La demande en métaux augmentera considérablement dans les années à venir, principalement parce que la transformation écologique de l’économie n’est possible que par l’électrification des processus industriels, des transports et de la production de chaleur. D’ici 2050, environ 60 millions de tonnes de cuivre seront nécessaires pour les moteurs électriques et l’extension du réseau électrique. De plus, selon l’évolution de la technologie des batteries, 10 millions de tonnes de nickel supplémentaires et 1,4 million de tonnes de cobalt pourraient également être requises.

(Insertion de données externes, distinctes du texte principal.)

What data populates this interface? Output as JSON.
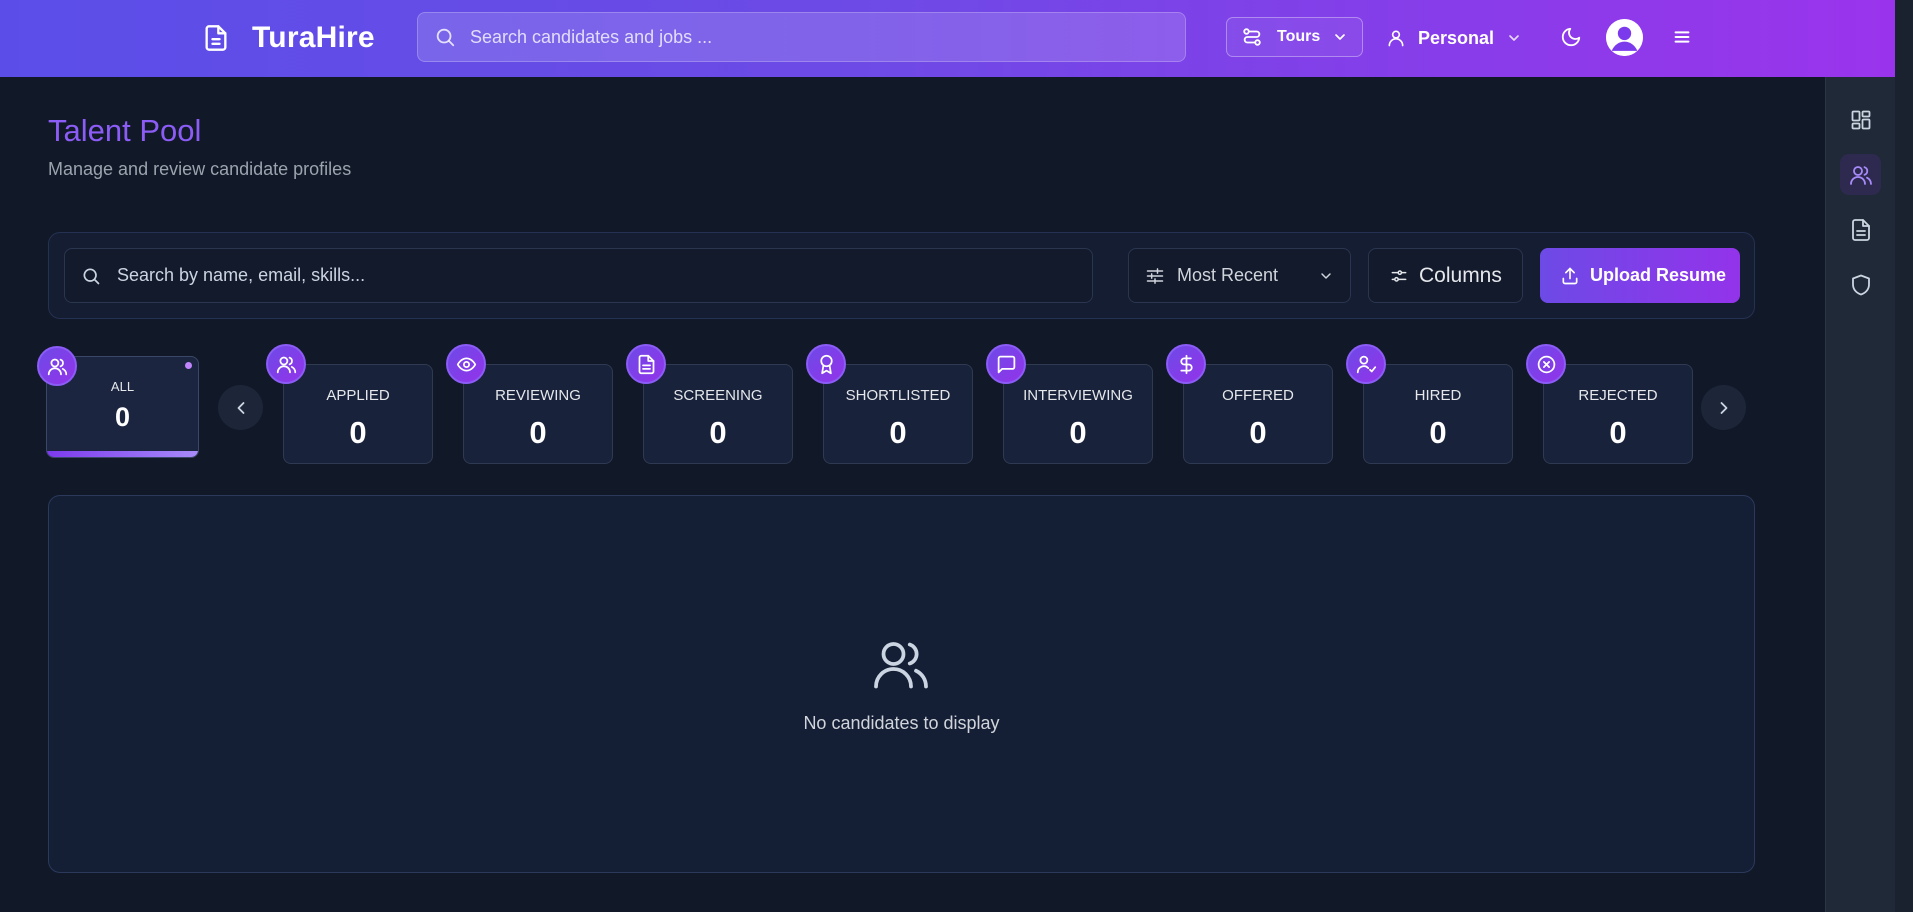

La demande en cuivre et en nickel doublerait donc plus que d’ici le milieu du siècle, tandis que la demande en cobalt pourrait être multipliée par cinq. L’extraction des métaux a toujours un impact négatif sur l’environnement. De vastes zones forestières sont régulièrement défrichées pour l’extraction du nickel et du cobalt. Et l’exploitation du cobalt en particulier se déroule souvent dans des conditions sociales très discutables : selon l’UNICEF, des enfants sont souvent envoyés travailler dans les mines. Les minerais trouvés sur terre ne contiennent également qu’une très faible proportion des métaux recherchés. Pour chaque tonne de cuivre extraite des gisements terrestres, environ 200 tonnes de déchets sont produites, et, au total, la production annuelle de cuivre, de nickel et de cobalt génère entre 4 et 5 milliards de tonnes de roches et de scories inutilisables.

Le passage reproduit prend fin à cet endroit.